The death of 1000-plus Ebola victims is dreadful, as are the deaths of thousands of people in conflicts all round the world which seem so much a part of our daily lives at the moment. However, as individuals, we are totally incapable of changing or affecting any of this regardless of our humanity and feelings. The headlines, at best, make us feel hopeless and useless as individuals, and, at worst, angry and frustrated, neither feeling changing anything on the ground.
However, we are in a position to make powerful and positive changes from Robin Williams’s sad death.
Despite being a comic genius and gifted actor, a man who in films like “Good morning Vietnam” could make us laugh and cry almost at the same moment, he still felt lonely and depressed.
What about all the people around you right now, not famous or rich, just normal? For example, what about that little old lady two doors down you haven’t seen for several days; a classmate or colleague who seems to be behaving differently; the old man sitting on a bench looking out to sea for hours; the lady sitting drinking endless cups of coffee in the cafe; or the young lad who gets falling-down drunk every night, or just drinking alone?
If you are worried about anyone - a friend, colleague or family member - they may really appreciate you asking how they are.
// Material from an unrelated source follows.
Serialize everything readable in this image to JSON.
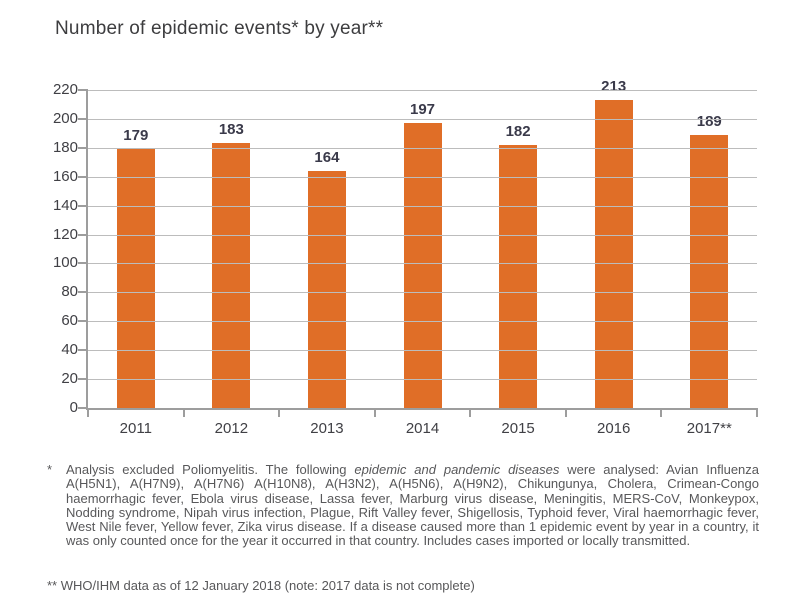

Talking about a problem is never easy. If it’s really bad, what can you say?
You don’t have to be able to solve their problem, or even to completely understand it, but listening to what they have to say will at least let them know you care.
Sometimes people often want to talk, but we just don’t realise. Fortunately, people do put out signals. Sometimes they are very tentative signals, but the signs are often there if we know what to look for. Here are some ways that people signal that they may need help:
* Being irritable or nervous.
* A change in routine, such as sleeping or eating less than normal.
* Drinking, smoking or using drugs more than usual.
* Being untypically clumsy or accident-prone.
* Becoming withdrawn or losing touch with friends and family.
* Losing interest in their appearance. For example dressing badly, no longer wearing make-up or not washing regularly.
* Making leading statements, such as “You wouldn’t believe what I’ve been through” or “It’s like the whole world is against me.” People sometimes say these things in the hope you will ask them what they mean, so that they can talk about it.
* Putting themselves down in a serious or jokey way, for example “Oh, no one loves me,” or “I’m a waste of space.”
You probably don’t know how to help, but often just listening is all that is needed. Beyond that you could guide them towards more professional help, such as a priest, doctor, nurse, counsellor, therapist, mentor, confidant, close friends, and so many other ways.
Less intrusively, there are services such as Samaritans in Spain who offer a free totally confidential listening service by phone on 902 88 35 35m or by email on pat@samaritansinspain.com
Their motto is “You talk, we listen” so your friend would just need to do that, just talk.
Nothing can change the horror of so many horrendous deaths around the world, and nothing can change the sad loss of such a gifted actor. But perhaps the most fitting monument to him would be to celebrate his life, his comic genius and be thankful for the joy he has given us in the past, and to allow his sad death to prompt us to look more deeply around us and to help others.